I have an adult male Crawl Cay Dwarf Boa that needs rehoming within the next couple of weeks as I am moving, and he will not be able to be accommodated in my new location. Therefore, I am looking for a new home free of charge, I would even be willing to transport him myself or pay for a courier, as I cannot move until he is rehomed. Any offers or advice would be greatly appreciated


----------



## oreethecocktiel (11 mo ago)

I would love to take him. I am a snake rescuer that specializes in finding snakes new homes.


----------



## lewatk (12 mo ago)

oreethecocktiel said:


> I would love to take him. I am a snake rescuer that specializes in finding snakes new homes.

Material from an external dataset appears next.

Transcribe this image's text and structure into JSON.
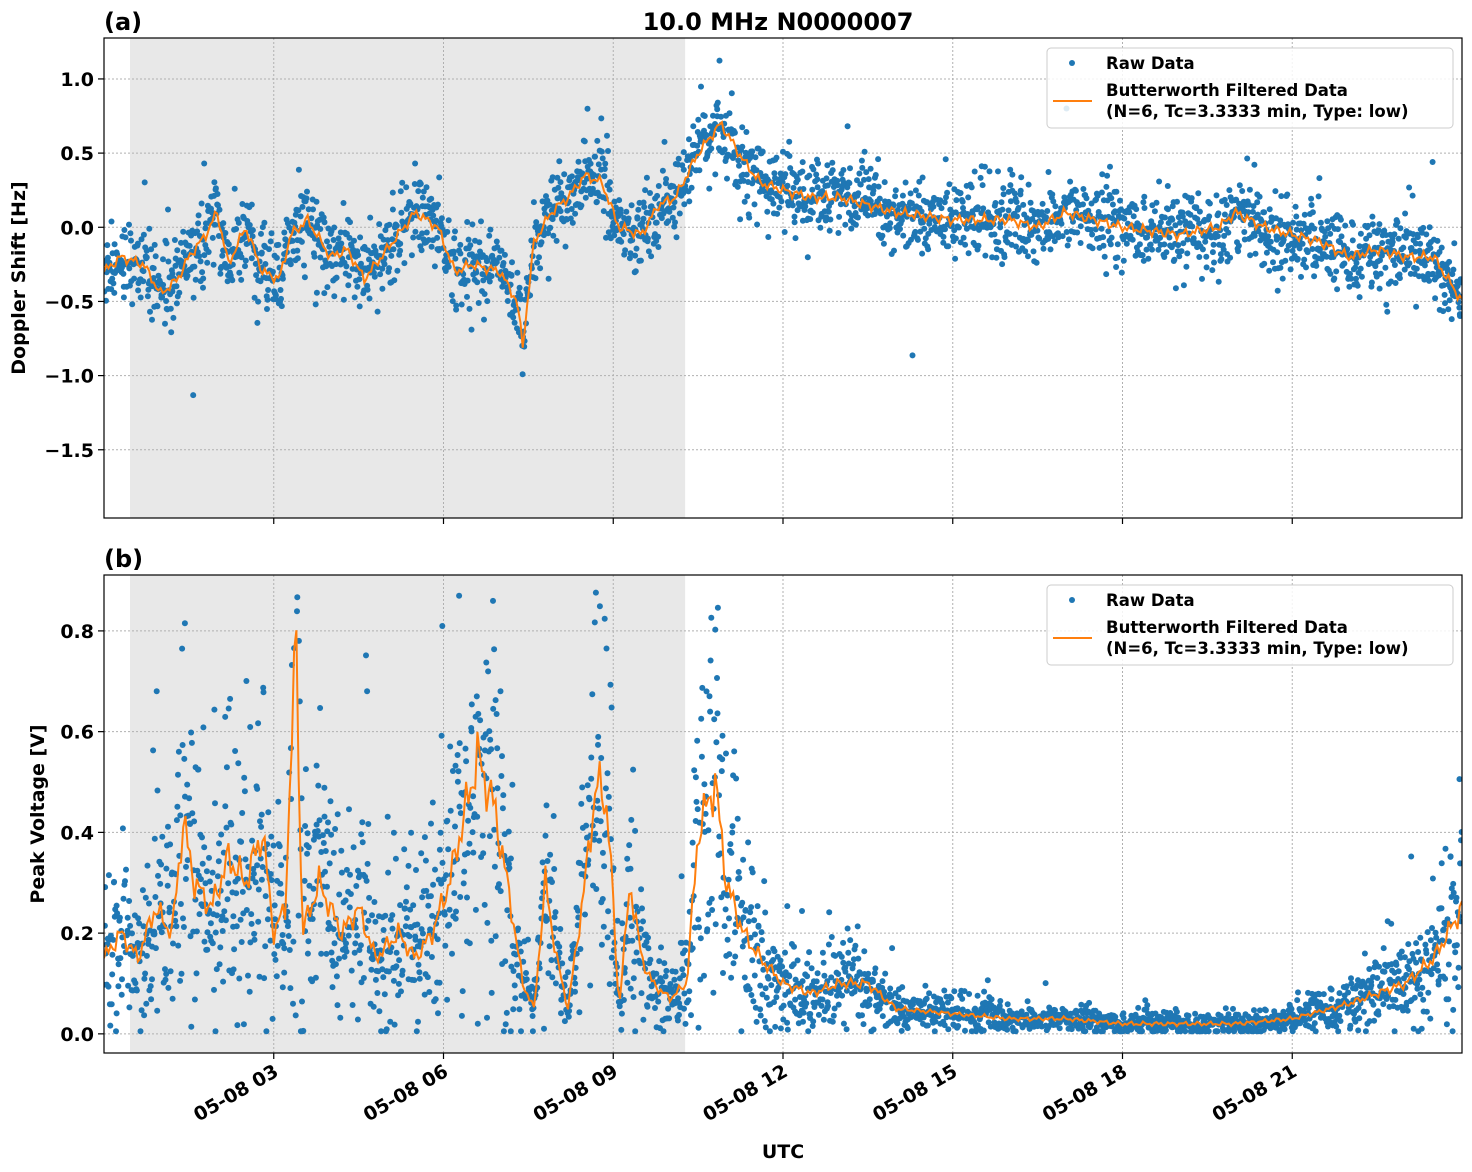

Whereabouts are you located?


----------



## oreethecocktiel (11 mo ago)

lewatk said:


> Whereabouts are you located?


The US


----------



## lewatk (12 mo ago)

oreethecocktiel said:


> The US


I'm uk, i'm not sure how the logistics would work


----------



## Shellsfeathers&fur (Jan 18, 2009)

lewatk said:


> I'm uk, i'm not sure how the logistics would work


It wouldn't!

Put an advert in both the Snakes For Sale section and the Rehoming Section. Add your location together with photos and hopefully someone will be able to help.


----------



## lewatk (12 mo ago)

Shellsfeathers&fur said:


> It wouldn't!
> 
> Put an advert in both the Snakes For Sale section and the Rehoming Section. Add your location together with photos and hopefully someone will be able to help.


I've already posted an advert, I'll look at the rehoming section thanks.


----------